Personal information
- Date of birth: 25 April 1970 (age 55)
- Place of birth: Szombathely, Hungary

Managerial career
- Years: Team
- 2005–2007: Szombathelyi Haladás
- 2008–2011: Ajka
- 2012–2014: Szombathelyi Haladás
- 2015: Dunaújváros
- 2016: Ajka (director of sports)
- 2017: Kaposvári Rákóczi
- 2017–2018: Zalaegerszeg

= Tamás Artner =

Hungarian manager

Tamás Artner (born 25 April 1970) is a Hungarian football manager.

== Career ==
On 8 July 2005, Artner was appointed as the manager of the Hungarian League club Szombathelyi Haladás.

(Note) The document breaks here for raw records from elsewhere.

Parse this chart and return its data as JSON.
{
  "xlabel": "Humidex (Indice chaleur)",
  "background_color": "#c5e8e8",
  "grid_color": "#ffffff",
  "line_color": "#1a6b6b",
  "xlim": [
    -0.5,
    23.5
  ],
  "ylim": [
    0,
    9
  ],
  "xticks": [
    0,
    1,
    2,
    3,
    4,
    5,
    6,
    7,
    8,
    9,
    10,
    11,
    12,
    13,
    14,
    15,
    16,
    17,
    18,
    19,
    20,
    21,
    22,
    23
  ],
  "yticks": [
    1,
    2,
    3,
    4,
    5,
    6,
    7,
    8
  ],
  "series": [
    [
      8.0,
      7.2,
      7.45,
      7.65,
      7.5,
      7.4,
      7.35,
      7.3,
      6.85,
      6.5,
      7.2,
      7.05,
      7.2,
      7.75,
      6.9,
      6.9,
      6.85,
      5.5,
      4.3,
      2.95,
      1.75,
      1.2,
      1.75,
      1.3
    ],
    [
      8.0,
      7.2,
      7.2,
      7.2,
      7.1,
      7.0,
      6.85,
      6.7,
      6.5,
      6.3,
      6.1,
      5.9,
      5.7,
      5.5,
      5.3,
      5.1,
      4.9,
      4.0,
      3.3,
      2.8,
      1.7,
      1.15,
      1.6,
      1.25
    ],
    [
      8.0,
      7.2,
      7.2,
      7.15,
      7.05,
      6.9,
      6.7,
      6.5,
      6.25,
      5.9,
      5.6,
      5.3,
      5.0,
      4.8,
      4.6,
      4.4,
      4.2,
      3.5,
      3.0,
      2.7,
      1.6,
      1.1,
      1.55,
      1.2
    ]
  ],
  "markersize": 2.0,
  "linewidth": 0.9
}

In December 2011, he was reappointed as manager of Szombathelyi Haladás, initially on a one-and-a-half year contract. He was sacked in October 2014.

He was appointed as manager of Dunaújváros in March 2015. He resigned in December 2015.

On 1 January 2016, he was announced as sporting director of FC Ajka. His contract was terminated in April and the club were relegated at the end of the season.

He worked as sporting director of the Fehér Miklós Football Academy at Győri ETO FC from September 2019 for a year and a half, and later led the academy at Veszprémi Foci Centrum Utánpótlás Sportegyesület. He became academy director at Győri ETO FC in summer 2022.